BFH: Insolvenz des Grundstückskäufers führt nicht zur Änderung der Grunderwerbsteuer

Maßgeblicher Zeitpunkt für die Bestimmung der grunderwerbsteuerlichen Bemessungsgrundlage ist in den Fällen des § 1 Abs. 1 Nr. 1 GrEStG der Abschluss des Kaufvertrags. Der Ausfall der Kaufpreisforderung infolge einer (späteren) Insolvenz des Grundstückskäufers rechtfertigt daher keine Änderung der Bemessungsgrundlage der Grunderwerbsteuer.

Sachverhalt

Die A-GmbH erwarb durch notariell beurkundeten Vertrag vom 30.12.1998 ein Grundstück, welches sie nach erfolgter Parzellierung weiterverkaufen wollte. Der Kaufpreis wurde bis zum Abverkauf der einzelnen Baugrundstücke verzinslich gestundet. Das Finanzamt setzte auf Basis des Kaufpreises die Grunderwerbsteuer fest.

Im Jahr 2010 wurde über das Vermögen der GmbH das Insolvenzverfahren eröffnet. Der Insolvenzverwalter beantragte eine Herabsetzung der Grunderwerbsteuer, mit dem bis zu Eröffnung des Insolvenzverfahrens gezahlten Teil des Kaufpreises als Bemessungsgrundlage. Das Finanzamt lehnte eine Änderung ab. Einspruch und Klage hatten keinen Erfolg.

Entscheidung

Das Finanzamt habe die Herabsetzung der Grunderwerbsteuer zu Recht abgelehnt. Die Insolvenz des Käufers und der damit einhergehende Ausfall der Kaufpreisforderung führe nicht zur Änderung der Bemessungsgrundlage für die durch den Grundstückskauf angefallene Grunderwerbsteuer.

Die Grunderwerbsteuer bemisst sich gem. § 8 Abs. 1 GrEStG nach dem Wert der Gegenleistung, welche sich im Falle eines Grundstückskaufes nach dem Kaufpreis und sonstigen, vom Käufer übernommenen Leistungen und der dem Verkäufer vorbehaltenen Nutzungen bestimme (§ 9 Abs. 1 Nr. 1 GrEStG). Da die Grunderwerbsteuer unter § 1 Abs. 1 BewG falle, richte sich die Bewertung der Gegenleistung nach dem BewG. Die Kaufpreisforderung stelle eine Kapitalforderung i. S. d. § 12 BewG dar (ständige Rechtsprechung, z.B. BFH-Urteil vom 12.10.1994). Soweit der BFH im Urteil vom 08.03.1989 entschieden habe, dass bei einem betragsmäßig festgelegten Kaufpreis zur Ermittlung der Bemessungsgrundlage der Grunderwerbsteuer ein Zurückgreifen auf den allgemeinen Teil des BewG nicht erforderlich ist, halte er daran nicht mehr fest. Die Kaufpreisforderung sei mit ihrem Nennwert anzusetzen (§ 12 Abs. 1 S. 1 BewG), soweit nicht besondere Umstände einen höheren oder niedrigeren Wert begründen.

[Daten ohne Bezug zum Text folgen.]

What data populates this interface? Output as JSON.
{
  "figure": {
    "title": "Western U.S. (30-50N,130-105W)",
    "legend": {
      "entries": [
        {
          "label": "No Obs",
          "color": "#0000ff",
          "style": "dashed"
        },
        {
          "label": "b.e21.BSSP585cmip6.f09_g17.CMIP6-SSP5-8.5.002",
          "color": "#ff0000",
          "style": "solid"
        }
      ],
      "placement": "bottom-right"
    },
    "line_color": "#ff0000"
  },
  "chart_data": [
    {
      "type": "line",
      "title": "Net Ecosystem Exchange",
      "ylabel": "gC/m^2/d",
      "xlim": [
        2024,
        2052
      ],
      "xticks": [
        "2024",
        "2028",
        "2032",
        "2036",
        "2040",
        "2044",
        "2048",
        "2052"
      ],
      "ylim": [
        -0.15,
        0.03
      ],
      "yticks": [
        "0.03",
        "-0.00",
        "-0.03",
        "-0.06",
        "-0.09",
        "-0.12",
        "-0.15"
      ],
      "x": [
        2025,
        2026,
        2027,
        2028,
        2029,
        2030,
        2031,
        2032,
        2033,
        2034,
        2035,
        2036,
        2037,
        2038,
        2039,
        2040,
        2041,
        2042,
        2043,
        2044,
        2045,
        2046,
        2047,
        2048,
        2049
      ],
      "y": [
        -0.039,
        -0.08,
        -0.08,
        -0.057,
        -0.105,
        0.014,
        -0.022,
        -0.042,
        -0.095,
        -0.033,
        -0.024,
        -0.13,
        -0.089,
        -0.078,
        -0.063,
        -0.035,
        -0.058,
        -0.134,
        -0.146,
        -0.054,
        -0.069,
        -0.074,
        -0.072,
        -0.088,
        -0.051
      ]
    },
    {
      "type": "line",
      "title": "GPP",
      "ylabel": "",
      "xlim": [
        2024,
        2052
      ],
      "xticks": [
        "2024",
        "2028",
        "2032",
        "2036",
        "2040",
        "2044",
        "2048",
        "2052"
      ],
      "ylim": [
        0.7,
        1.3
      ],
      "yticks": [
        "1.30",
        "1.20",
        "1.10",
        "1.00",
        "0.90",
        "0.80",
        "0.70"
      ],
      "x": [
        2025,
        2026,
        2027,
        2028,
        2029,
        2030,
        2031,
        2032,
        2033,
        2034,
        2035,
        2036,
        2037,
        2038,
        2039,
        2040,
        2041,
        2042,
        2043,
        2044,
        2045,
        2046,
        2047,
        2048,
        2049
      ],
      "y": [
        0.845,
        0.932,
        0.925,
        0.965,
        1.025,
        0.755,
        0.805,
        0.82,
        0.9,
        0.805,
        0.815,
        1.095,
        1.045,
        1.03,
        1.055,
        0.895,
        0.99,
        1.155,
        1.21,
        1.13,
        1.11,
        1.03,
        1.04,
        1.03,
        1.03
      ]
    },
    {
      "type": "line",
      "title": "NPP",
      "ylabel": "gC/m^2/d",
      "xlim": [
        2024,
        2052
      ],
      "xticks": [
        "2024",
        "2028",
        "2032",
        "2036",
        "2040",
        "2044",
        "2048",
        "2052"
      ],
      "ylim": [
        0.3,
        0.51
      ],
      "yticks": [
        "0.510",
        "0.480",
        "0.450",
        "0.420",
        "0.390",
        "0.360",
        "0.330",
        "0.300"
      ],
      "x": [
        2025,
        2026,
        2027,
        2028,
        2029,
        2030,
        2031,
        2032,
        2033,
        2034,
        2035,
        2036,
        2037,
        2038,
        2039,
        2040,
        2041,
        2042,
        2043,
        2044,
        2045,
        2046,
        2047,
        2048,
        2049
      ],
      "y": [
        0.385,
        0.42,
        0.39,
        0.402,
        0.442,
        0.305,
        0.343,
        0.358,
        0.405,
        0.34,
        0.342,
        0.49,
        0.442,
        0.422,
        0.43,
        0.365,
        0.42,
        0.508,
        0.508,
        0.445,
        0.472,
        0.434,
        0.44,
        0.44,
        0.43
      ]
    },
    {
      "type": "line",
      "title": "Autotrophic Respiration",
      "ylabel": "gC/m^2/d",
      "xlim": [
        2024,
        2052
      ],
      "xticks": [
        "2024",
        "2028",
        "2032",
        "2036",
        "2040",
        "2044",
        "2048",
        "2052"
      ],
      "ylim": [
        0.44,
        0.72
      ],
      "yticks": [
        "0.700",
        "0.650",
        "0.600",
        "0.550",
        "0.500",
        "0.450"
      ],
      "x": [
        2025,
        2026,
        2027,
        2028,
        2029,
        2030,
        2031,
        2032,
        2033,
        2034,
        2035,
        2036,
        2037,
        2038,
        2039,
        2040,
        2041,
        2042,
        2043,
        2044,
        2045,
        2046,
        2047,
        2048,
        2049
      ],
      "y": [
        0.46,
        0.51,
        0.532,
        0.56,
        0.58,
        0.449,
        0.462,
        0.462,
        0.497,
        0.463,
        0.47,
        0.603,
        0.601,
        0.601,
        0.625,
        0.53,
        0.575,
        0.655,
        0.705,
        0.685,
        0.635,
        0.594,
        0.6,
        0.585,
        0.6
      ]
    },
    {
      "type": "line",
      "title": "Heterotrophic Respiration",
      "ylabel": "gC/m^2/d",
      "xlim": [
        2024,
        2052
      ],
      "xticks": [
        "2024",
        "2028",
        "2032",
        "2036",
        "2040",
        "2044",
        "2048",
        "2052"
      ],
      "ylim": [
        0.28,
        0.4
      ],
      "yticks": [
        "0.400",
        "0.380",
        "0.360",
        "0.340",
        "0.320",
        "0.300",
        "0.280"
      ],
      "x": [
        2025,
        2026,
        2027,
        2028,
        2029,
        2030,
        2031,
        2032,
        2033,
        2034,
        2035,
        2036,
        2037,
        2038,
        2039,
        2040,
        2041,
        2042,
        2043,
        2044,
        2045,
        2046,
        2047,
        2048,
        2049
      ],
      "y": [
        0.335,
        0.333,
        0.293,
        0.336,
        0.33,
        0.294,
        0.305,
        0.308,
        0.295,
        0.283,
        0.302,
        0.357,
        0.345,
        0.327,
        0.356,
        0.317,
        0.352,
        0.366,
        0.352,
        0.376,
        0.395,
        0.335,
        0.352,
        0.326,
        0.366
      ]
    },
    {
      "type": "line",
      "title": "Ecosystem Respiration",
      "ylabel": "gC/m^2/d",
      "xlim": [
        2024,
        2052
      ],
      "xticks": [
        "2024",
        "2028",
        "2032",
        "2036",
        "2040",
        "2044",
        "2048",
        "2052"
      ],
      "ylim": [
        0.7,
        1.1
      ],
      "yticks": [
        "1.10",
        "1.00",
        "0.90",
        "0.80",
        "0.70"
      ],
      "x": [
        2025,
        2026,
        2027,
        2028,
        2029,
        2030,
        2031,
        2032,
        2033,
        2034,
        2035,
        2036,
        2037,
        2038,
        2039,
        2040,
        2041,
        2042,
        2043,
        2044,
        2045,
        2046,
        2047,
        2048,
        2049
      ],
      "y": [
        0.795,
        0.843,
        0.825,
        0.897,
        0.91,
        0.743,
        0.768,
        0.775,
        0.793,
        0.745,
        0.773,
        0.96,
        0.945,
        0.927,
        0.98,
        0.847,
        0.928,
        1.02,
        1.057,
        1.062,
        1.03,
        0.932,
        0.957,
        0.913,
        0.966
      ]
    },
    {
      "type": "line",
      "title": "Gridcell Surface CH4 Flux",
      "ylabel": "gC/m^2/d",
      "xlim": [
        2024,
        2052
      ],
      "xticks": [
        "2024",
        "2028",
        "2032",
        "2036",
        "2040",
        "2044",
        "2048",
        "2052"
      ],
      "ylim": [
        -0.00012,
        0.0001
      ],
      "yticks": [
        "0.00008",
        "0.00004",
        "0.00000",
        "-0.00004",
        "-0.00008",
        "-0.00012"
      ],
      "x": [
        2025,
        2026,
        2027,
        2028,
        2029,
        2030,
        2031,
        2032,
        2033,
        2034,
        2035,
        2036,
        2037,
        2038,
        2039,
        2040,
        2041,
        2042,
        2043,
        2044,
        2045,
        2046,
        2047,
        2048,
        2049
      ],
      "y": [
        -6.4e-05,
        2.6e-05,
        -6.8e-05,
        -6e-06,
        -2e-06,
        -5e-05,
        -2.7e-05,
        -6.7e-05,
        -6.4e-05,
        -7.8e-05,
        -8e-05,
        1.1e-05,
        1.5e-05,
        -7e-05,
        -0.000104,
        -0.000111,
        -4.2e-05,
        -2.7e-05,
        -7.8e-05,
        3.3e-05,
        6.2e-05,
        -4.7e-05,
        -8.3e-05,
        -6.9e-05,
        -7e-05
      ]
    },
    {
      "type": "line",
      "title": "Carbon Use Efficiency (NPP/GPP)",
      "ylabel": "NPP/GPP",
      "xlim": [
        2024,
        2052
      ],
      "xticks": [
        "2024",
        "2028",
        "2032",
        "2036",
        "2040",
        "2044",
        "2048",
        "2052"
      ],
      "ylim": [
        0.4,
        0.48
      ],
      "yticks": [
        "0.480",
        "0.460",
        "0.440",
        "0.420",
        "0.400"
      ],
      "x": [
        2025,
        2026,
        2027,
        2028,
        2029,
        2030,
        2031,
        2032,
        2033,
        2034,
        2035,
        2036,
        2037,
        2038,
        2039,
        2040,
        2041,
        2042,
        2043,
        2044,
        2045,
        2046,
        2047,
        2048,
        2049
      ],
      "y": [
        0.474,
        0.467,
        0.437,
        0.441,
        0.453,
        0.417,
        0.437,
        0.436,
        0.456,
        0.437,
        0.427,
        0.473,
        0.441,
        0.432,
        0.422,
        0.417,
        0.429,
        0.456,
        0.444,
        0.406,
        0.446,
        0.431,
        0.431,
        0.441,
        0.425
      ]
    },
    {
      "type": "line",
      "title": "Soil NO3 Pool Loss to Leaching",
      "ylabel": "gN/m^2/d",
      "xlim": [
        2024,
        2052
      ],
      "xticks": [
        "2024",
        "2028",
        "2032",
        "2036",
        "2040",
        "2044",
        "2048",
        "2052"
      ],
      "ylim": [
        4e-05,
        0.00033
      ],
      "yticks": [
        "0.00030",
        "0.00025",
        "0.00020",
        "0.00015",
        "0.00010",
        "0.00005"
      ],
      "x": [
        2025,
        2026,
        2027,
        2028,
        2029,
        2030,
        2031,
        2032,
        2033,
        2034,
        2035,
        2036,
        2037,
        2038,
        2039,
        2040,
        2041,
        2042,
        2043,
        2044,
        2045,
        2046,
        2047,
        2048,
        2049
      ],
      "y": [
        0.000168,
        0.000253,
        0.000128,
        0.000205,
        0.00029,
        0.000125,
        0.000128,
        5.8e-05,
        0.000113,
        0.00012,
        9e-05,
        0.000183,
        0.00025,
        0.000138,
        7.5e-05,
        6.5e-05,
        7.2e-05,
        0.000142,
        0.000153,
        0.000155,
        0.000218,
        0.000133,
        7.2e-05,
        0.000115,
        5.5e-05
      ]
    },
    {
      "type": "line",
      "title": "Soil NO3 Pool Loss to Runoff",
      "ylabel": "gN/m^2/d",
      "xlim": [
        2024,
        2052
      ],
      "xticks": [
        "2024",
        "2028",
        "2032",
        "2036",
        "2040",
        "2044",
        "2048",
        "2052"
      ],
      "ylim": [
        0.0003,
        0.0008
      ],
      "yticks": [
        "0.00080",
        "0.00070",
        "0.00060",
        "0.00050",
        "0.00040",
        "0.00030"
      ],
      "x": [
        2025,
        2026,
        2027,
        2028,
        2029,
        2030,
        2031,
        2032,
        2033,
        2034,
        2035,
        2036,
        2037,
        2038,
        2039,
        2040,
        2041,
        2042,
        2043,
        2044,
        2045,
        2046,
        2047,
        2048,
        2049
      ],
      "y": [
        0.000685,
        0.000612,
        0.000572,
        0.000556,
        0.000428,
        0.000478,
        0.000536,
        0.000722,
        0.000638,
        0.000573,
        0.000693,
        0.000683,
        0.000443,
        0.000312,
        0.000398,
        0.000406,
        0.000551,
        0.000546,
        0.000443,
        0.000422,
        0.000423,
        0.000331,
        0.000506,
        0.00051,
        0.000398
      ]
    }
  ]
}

Diese besonderen Umstände müssten aber bereits im Zeitpunkt der Verwirklichung des grunderwerbsteuerbaren Tatbestandes – im Falle des § 1 Abs. 1 Nr. 1 GrEStG also im Zeitpunkt des Vertragsabschlusses – vorgelegen haben. Sie müssten überdies der Kapitalforderung immanent sein (vgl. BFH-Urteil vom 17.02.2010). Da bei Vertragsabschluss davon ausgegangen werden könne, dass der Kaufpreis auch entrichtet werde, sei die Kaufpreisforderung mit dem Nennwert anzusetzen. Für die Anwendung von § 12 Abs. 2 BewG, nach dem uneinbringliche Forderungen außer Ansatz bleiben, bliebe daher für Zwecke der Grunderwerbsteuer regelmäßig kein Raum. Es bleibe ohne Einfluss auf die Bewertung, ob der Schuldner den Kaufpreis später tatsächlich entrichte oder die Kaufpreisforderung zu einem späteren Zeitpunkt ganz oder teilweise ausfalle.

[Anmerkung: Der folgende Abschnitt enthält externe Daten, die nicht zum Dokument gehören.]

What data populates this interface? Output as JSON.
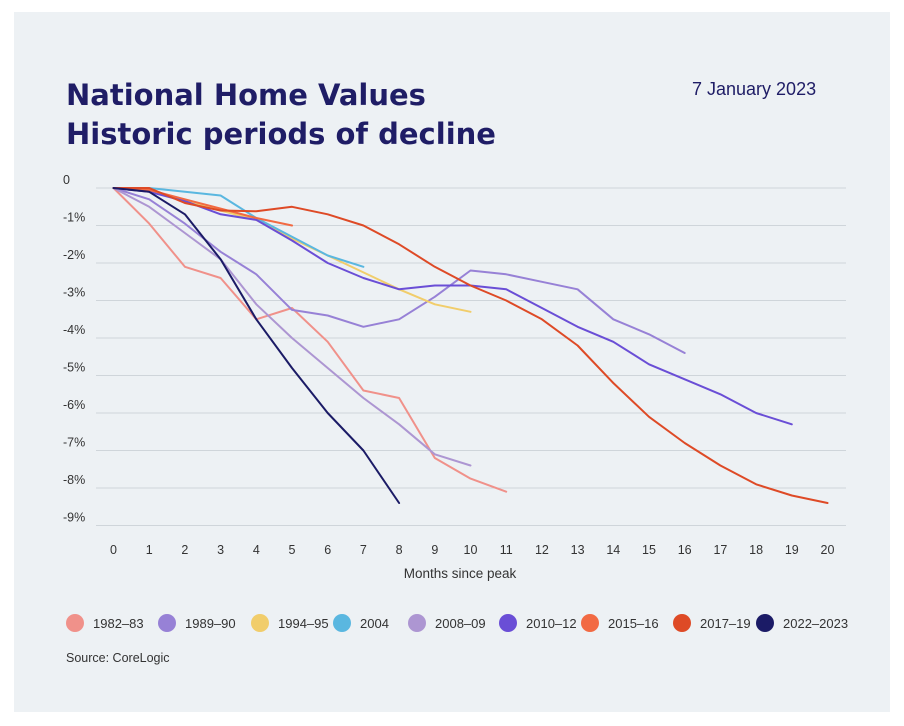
{
  "header": {
    "title_line1": "National Home Values",
    "title_line2": "Historic periods of decline",
    "date": "7 January 2023"
  },
  "source": "Source: CoreLogic",
  "chart_data": {
    "type": "line",
    "title": "National Home Values Historic periods of decline",
    "xlabel": "Months since peak",
    "ylabel": "",
    "xlim": [
      0,
      20
    ],
    "ylim": [
      -9,
      0
    ],
    "x_ticks": [
      "0",
      "1",
      "2",
      "3",
      "4",
      "5",
      "6",
      "7",
      "8",
      "9",
      "10",
      "11",
      "12",
      "13",
      "14",
      "15",
      "16",
      "17",
      "18",
      "19",
      "20"
    ],
    "y_ticks": [
      {
        "value": 0,
        "label": "0"
      },
      {
        "value": -1,
        "label": "-1%"
      },
      {
        "value": -2,
        "label": "-2%"
      },
      {
        "value": -3,
        "label": "-3%"
      },
      {
        "value": -4,
        "label": "-4%"
      },
      {
        "value": -5,
        "label": "-5%"
      },
      {
        "value": -6,
        "label": "-6%"
      },
      {
        "value": -7,
        "label": "-7%"
      },
      {
        "value": -8,
        "label": "-8%"
      },
      {
        "value": -9,
        "label": "-9%"
      }
    ],
    "grid": true,
    "legend_position": "bottom",
    "series": [
      {
        "name": "1982–83",
        "color": "#f0918a",
        "values": [
          0,
          -0.95,
          -2.1,
          -2.4,
          -3.5,
          -3.2,
          -4.1,
          -5.4,
          -5.6,
          -7.2,
          -7.75,
          -8.1
        ]
      },
      {
        "name": "1989–90",
        "color": "#9781d6",
        "values": [
          0,
          -0.3,
          -0.95,
          -1.7,
          -2.3,
          -3.25,
          -3.4,
          -3.7,
          -3.5,
          -2.9,
          -2.2,
          -2.3,
          -2.5,
          -2.7,
          -3.5,
          -3.9,
          -4.4
        ]
      },
      {
        "name": "1994–95",
        "color": "#f1cd6b",
        "values": [
          0,
          -0.05,
          -0.35,
          -0.6,
          -0.85,
          -1.35,
          -1.8,
          -2.25,
          -2.7,
          -3.1,
          -3.3
        ]
      },
      {
        "name": "2004",
        "color": "#5ab7e0",
        "values": [
          0,
          0,
          -0.1,
          -0.2,
          -0.8,
          -1.3,
          -1.8,
          -2.1
        ]
      },
      {
        "name": "2008–09",
        "color": "#ad96d2",
        "values": [
          0,
          -0.5,
          -1.2,
          -1.9,
          -3.1,
          -4.0,
          -4.8,
          -5.6,
          -6.3,
          -7.1,
          -7.4
        ]
      },
      {
        "name": "2010–12",
        "color": "#6a4ed6",
        "values": [
          0,
          -0.1,
          -0.35,
          -0.7,
          -0.85,
          -1.4,
          -2.0,
          -2.4,
          -2.7,
          -2.6,
          -2.6,
          -2.7,
          -3.2,
          -3.7,
          -4.1,
          -4.7,
          -5.1,
          -5.5,
          -6.0,
          -6.3
        ]
      },
      {
        "name": "2015–16",
        "color": "#f26a43",
        "values": [
          0,
          -0.05,
          -0.3,
          -0.55,
          -0.8,
          -1.0
        ]
      },
      {
        "name": "2017–19",
        "color": "#de4a26",
        "values": [
          0,
          0,
          -0.4,
          -0.6,
          -0.62,
          -0.5,
          -0.7,
          -1.0,
          -1.5,
          -2.1,
          -2.6,
          -3.0,
          -3.5,
          -4.2,
          -5.2,
          -6.1,
          -6.8,
          -7.4,
          -7.9,
          -8.2,
          -8.4
        ]
      },
      {
        "name": "2022–2023",
        "color": "#1b1b66",
        "values": [
          0,
          -0.1,
          -0.7,
          -1.9,
          -3.5,
          -4.8,
          -6.0,
          -7.0,
          -8.4
        ]
      }
    ]
  }
}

Der teilweise eintretende Ausfall der Kaufpreisforderung infolge einer Insolvenz stelle auch kein rückwirkendes Ereignis im Sinne des §175 Abs. 1 S. 1 Nr. 2 AO dar. Unter einem rückwirkenden Ereignis werde jeder rechtlich oder tatsächlich bedeutende Vorgang verstanden, der insofern Rückwirkung entfalte, dass dieser anstelle des vorherigen Sachverhalts der Besteuerung zugrunde zu legen sei. Zwar könne durch die Eröffnung des Insolvenzverfahrens die ursprüngliche Kaufpreisforderung nicht mehr eingebracht werden, jedoch ändere sich dadurch weder der Wert der Kaufpreisforderung im Zeitpunkt des Vertragsschlusses noch werde der Kaufvertrag unwirksam. Demzufolge liege kein Fall des § 175 Abs. 1 S. 1 Nr. 2 AO vor.

Außerdem läge keine Herabsetzung im Sinne des § 16 Abs. 3 GrEStG vor, da die Kaufpreisforderung trotz Eröffnung des Insolvenzverfahrens in voller Höhe bestehen bleibe. Zudem sei die Insolvenz nicht innerhalb der nach § 16 Abs. 3 Nr. 1 GrEStG maßgeblichen Zweijahresfrist ab Entstehen der Steuer eingetreten. Ferner liege auch keine Herabsetzung gem. § 16 Abs. 3 Nr. 2 GrEStG (Mängel beim gekauften Grundstück) vor.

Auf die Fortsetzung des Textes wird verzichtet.